Offensichtlich irritiert fuhr der Kapitän in die Box, während die Frau mit verdrießlicher Miene und voller Schuldgefühle zu mir schaute. Einige Minuten später kam der Mann auf unser Boot, entschuldigte sich vielmals und gab uns hundert Euro mit der Erklärung: »Es tut mir sehr leid, was da gerade passiert ist, aber wissen Sie, ich habe eine neue Frau!«

Er lächelte – seiner Skipper-Rolle zum Trotz – unsicher und suchte mit seinen Blicken Verständnis. Es war deutlich: Es war sein Schiff, er war der Skipper, er konnte alles. Er war sozusagen Einhandsegler, er machte keine Fehler.

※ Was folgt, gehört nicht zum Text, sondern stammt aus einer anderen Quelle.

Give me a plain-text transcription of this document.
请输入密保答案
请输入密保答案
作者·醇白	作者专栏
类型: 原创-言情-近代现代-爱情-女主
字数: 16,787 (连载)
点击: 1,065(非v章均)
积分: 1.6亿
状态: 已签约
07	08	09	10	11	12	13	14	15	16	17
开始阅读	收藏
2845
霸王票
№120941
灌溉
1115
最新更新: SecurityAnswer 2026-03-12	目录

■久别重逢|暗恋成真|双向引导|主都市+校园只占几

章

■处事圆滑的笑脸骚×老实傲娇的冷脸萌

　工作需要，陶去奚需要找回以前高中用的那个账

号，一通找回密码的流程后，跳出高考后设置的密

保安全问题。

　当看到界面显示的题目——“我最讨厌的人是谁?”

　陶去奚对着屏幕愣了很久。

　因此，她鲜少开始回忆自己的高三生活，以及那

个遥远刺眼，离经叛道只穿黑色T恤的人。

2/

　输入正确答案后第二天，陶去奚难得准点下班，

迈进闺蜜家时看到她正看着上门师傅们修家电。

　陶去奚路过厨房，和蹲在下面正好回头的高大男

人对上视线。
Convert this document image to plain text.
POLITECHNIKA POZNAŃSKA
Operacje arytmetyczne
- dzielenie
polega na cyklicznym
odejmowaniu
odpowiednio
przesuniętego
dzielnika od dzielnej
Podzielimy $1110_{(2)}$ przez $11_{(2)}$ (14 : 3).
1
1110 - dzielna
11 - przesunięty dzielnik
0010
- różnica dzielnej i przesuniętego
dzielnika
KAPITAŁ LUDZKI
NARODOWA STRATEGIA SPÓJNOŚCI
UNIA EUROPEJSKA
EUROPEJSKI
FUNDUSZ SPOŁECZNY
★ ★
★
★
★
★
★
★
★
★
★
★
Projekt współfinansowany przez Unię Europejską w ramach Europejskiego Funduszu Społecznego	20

Da wurde sehr deutlich: Effektiv gemeinsam als Crew auf einem Boot zusammenzuarbeiten, stellt eine große Herausforderung dar. Wie soll man als guter Skipper agieren, um seinen Partner so einzusetzen und anzuweisen, dass man als Team ein gemeinsames Ziel erfolgreich erreichen kann?

Ich weiß noch, wie bei einem meiner Vorträge über »Segeln als Paar« auf einer der großen Bootsmessen ein älterer Herr mit einer Seemannsmütze, die ihn besonders erfahren und »salzig« aussehen ließ, auf mich zukam. Er war der Skipper auf seinem Schiff, daran gab es keinen Zweifel.

Unvermittelt sprach er mich an: »Also, Herr Schulz, Sie mit Ihrer Schmusepädagogik! Damit kommen Sie nicht weit, das funktioniert überhaupt nicht! Ich muss das einmal sagen: Ich segle schon seit 60 Jahren mit meiner Frau, und das geht ganz einfach: Sie macht, was ich sage, und wir haben überhaupt keine Probleme. Außerdem geht das überhaupt nicht, Frauen, die nicht mit der Seefahrt seit Kindesbeinen aufgewachsen sind, je in eine Bootsfrau zu verwandeln. Frauen müssen sich schon als Kind ans Segeln gewöhnt haben. Aber wie viele Frauen von der Sorte gibt es? Fast keine! Mein Segelklub, in dem ich schon seit Jahrzehnten Mitglied bin, hat es schon oft versucht mit so Frauensegelkursen. Aber wissen Sie was? Da kommen keine Frauen! Die wollen nicht! Denn das Meer ist nichts für die weichen Frauen von heute! Warum verschwenden Sie so viel Energie damit zu versuchen, Frauen zum Segeln zu bringen? Das ist doch ein Männersport! Da soll die Frau erst einmal rausgehen bei Windstärke neun oder zehn. Das ist nichts für die … Das ist nass, kalt und elendig. Da soll man den Frauen gar nichts vormachen, so wie Sie es tun, von wegen das ist nett und bei Sonnenschein und so … Also, ich halte von Ihrem Vortrag gar nichts!«

Das waren klare Worte. Ich antwortete ehrlich, dass es mich aufrichtig freue, dass sie als Paar so gut zurechtkämen. Denn ein funktionierendes System soll man nicht stören. Einige Frauen finden es vielleicht sogar gut, keine Verantwortung übernehmen zu müssen und alles in die erfahrenen Hände ihres Skippers zu legen. Es liegt mir fern, etwas abzuwerten, was gut zu funktionieren scheint, auch wenn ich mir sicher bin, dass nicht alle Frauen so geduldig sind und immer nur das tun wollen, was ihre Männer ihnen vorgeben.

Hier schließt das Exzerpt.